Tom Caulfield is a 26 year old marketing professional by day, and aspiring adventurer by night. In July 2014, Caulfield decided to break the mould of the 9-5 and asked close-friend James Whittle to join him on what is known as the toughest challenge on Earth. Since then, he has become a trans-Atlantic rower, crossing the worlds wildest Ocean in 54 days, totally unsupported. Having tasted adventure, he now has his sights firmly set on another challenge in the near future.
James was born in Milton Keynes in England on 23rd May 1990. Born and raised in the rural town of Olney, Buckinghamshire, he attended school until the age of 18 and then attended the University of Northampton to study Sports Marketing and graduated in 2012. Alongside the studying James snowboarded around the wold, on a semi-professional basis in Austria, Switzerland, USA and Canada. Having previously been a competitive gymnast to GB national level at a younger age.

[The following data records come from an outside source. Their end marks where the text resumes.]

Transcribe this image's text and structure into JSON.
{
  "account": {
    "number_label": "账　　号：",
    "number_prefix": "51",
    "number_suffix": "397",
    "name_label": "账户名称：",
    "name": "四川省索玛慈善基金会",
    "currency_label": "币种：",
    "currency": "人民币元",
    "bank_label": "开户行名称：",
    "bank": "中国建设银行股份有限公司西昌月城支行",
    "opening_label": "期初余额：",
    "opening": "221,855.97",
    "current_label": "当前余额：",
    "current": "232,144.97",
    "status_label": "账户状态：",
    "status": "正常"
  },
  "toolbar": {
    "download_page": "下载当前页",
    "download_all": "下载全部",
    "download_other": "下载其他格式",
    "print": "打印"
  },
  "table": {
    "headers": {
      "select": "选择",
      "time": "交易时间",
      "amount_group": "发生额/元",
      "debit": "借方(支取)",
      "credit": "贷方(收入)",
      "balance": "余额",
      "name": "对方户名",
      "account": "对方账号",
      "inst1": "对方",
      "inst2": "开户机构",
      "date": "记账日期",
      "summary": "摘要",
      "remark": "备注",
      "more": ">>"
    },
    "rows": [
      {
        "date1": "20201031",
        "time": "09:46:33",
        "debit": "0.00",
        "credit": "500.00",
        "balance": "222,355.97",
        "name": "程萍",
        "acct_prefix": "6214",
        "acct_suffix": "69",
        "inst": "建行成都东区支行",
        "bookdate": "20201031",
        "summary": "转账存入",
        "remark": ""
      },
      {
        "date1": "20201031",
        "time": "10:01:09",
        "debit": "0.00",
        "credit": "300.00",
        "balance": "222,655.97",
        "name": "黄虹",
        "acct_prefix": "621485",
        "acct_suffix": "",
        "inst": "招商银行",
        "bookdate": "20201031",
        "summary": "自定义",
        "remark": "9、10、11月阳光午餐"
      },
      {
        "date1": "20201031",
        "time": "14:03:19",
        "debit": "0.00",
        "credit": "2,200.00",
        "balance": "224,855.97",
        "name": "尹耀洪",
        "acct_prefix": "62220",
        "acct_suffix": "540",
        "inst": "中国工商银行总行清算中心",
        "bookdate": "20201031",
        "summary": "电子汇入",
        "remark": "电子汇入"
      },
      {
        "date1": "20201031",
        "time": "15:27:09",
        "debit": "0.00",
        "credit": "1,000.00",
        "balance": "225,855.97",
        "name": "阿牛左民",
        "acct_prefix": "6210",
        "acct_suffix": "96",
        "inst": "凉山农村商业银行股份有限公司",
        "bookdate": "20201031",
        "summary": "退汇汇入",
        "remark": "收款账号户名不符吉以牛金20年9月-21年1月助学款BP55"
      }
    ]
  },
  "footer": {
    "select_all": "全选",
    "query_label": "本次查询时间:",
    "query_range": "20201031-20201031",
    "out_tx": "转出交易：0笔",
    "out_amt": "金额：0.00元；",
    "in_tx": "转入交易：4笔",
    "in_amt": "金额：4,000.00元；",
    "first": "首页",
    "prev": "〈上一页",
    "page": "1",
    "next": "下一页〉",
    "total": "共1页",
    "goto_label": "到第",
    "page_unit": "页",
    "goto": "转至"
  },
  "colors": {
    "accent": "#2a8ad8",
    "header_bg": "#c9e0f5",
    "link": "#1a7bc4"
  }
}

James graduated university, and his work as a student brand manager for Red Bull, and went on to work for the coconut water company Vita Coco, heading up the events and field marketing team out of London, England. Tom approached James with the far out question of rowing across the Atlantic in July 2014, neither having any previous rowing experience, and James immediately agreed. It was here that The Tempest Two was formed, as a pair of friends who would take on the Atlantic on a 3000 mile voyage, completely unsupported. Raising funds for Brain Tumour Research and Make a Wish Foundation along the way. With the voyage complete, the pair look forward to the next trip in what they hope will be a long list of adventures.